Holy Lust & God Stuff

Sorry for the delay… again. It’s been days. I’ve tried to be committed but you know how it is. Limited internet access and business this week. Have morning and evening sessions. Busy.

Was home over the weekend with my family. Loved being home with Christie, and my precious boys. They are a handful, the boys that is.

I played in the sprinkler!… with the boys in the back yard. I think I had more fun than they did. 
I hogged the sprinkler… and had to repent.

Wonderful being home over the weekend with Christie… my wife, my love, and my encourager. We went to a wedding together Saturday night. We were listening to worship music on the way there (”Sweetly Broken” and “The Revelation Song”). I looked over at her and she took my breath away (I feel like listening to a little Eric Clapton). She didn’t know I was taken back, thankful and with holy lust. It was a holy moment… a moment of intense gratitude for my gorgeous and godly wife.

God is doing some cool things. I spoke at my home church (Shades Mountain Independent Church) Sunday night for our monthly Adoration Gathering. Our teams, leadership, band, was incredible. We had a nice crowd and new faces. 
Got home that night and Christie said some guy had called and left a message on our home phone. I figured it was a guy from the gathering. Christie said he sounded a little unhappy…. Of course, I figured it was something I said that offended so I braced myself for whatever when I called him back. I’ve offended people before in crowds, and personally by the truth of the word, and sometimes just over the top tone comments to make a point. But alas… I’m a sinner who needs Jesus.

The man’s words were, “I have been in sin, I have been in the darkness. I have been so depressed. Tonight when I was on my way to the Gathering I thought about driving off the cliff (Shades Mountain Road Bluff). But I came, and I heard God say to me through you, that He loved me, He would never stopped loving me, and that I was seated with Him, and He (God) was saying, “come here, I got you. I love you.”
He wept. I teared up. I prayed with him. Got off the phone and made a bee-line toward Christie to tell her. She was amazed. I was too.
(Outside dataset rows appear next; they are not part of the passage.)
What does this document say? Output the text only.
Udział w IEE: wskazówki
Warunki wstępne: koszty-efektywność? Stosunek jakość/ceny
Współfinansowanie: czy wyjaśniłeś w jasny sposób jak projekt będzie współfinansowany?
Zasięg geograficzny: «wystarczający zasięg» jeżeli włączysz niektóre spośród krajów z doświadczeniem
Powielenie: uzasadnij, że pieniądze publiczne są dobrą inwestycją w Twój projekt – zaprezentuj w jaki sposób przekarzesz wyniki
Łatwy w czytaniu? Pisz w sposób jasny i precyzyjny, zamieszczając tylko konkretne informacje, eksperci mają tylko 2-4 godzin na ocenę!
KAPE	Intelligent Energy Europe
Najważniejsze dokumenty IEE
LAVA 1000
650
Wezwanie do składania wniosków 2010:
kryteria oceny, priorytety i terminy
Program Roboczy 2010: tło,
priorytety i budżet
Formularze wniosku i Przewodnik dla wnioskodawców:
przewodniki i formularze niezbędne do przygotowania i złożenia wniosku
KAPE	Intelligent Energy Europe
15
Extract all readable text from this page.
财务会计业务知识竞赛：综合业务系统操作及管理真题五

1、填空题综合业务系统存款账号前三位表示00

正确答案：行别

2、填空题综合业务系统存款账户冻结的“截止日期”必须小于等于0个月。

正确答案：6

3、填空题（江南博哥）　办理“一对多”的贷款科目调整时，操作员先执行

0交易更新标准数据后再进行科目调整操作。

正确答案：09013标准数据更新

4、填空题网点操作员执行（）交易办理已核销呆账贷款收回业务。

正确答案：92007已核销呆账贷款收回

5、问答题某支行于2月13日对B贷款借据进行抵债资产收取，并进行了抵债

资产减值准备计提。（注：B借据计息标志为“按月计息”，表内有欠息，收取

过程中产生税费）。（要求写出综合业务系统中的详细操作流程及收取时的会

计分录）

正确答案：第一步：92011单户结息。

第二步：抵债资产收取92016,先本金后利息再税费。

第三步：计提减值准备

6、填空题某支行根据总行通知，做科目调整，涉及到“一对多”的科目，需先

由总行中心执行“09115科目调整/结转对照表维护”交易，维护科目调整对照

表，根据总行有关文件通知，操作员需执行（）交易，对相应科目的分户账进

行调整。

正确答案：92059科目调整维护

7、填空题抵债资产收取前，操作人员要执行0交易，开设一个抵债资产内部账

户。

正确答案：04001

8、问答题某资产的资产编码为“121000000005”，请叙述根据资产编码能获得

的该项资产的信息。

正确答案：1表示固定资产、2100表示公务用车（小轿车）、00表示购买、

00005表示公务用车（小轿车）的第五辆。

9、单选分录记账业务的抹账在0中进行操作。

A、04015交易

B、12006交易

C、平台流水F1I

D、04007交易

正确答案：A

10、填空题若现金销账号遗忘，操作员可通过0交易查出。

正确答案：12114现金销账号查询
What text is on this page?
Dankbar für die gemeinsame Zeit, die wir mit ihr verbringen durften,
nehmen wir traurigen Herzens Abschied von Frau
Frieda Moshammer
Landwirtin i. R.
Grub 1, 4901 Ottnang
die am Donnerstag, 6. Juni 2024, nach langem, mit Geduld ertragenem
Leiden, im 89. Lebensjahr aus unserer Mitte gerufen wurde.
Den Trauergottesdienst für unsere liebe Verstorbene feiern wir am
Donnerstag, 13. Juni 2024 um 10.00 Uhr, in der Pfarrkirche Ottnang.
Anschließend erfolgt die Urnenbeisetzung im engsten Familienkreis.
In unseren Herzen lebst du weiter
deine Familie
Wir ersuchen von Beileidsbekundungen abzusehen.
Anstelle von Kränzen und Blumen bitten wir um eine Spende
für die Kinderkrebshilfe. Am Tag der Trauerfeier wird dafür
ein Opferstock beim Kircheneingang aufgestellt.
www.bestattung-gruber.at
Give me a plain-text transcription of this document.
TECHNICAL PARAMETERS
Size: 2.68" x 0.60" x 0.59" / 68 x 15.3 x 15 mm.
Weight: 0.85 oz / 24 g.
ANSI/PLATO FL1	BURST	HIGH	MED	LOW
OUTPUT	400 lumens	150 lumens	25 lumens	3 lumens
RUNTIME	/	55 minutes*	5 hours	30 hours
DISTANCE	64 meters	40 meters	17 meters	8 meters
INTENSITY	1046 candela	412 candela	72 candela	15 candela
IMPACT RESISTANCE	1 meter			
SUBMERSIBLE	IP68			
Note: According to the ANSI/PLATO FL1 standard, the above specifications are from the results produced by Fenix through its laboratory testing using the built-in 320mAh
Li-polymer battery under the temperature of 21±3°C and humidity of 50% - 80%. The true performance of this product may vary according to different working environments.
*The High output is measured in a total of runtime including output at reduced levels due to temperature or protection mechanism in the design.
I went to bed blessing Jesus and thankful for his call. Because honestly, I thought I was horrible that night. But God reminded me, it’s about Him, about my being faithful, and trusting Him with His Word. And I went to bed and slept like a baby.

Big words for me, big words for you: “BE FAITHFUL!”

That’s all…

Dumb Christianity

The below is a question I was asked in an online Q & A last week on 13 Ways.  I loved their last question. Hope my answer sufficed.  Be encouraged in your battle.  

 

Q:  How do you balance the biblical call to personal holiness with the seemingly-inevitable fleshly struggle of sin?  Undoubtedly, many young men and woman struggle with personal purity and often feel defeated. How can they overcome that feeling of defeat without delving into legalism or a sin-avoidance gospel?  That is, in your own life, Jarrod, how does grace abound?
JJ: Christianity is impossible to live. That’s why you hear Jesus say, “Abide in me” (John 15).  That’s why Paul says, “In view of God’s mercy” before He says, “offer your bodies as a living sacrifice, holy and pleasing to God” (Romans 12).  We are constantly pointed to grace, to mercy, to love. That’s the power. Christian “rah-rah-ing” to “be more pure” is just dumb. God points to His Son and the cross before we are commanded to do anything. And those commands come so that we might know our Creator deeply—all for His glory, and our good. 

When i am tempted with my eyes. I think “lust will never satisfy.” That’s my mantra. Jesus is the bread that satisfies the burning hunger. Temptation comes but then conviction comes. The conviction is not “Jarrod, you better not look! Do you hear me! Boy, I’m telling you!!!”  No, the conviction is grace. It’s the Spirit of Jesus saying, “Jarrod. My son. Look at me. Look at me. I’m better.  I alone complete you. I satisfy you. Don’t settle for this lie. Look at my blood pouring down for you on my Cross. For you, Jarrod. So that you would be mine. So that you would be free. So that you would have life.”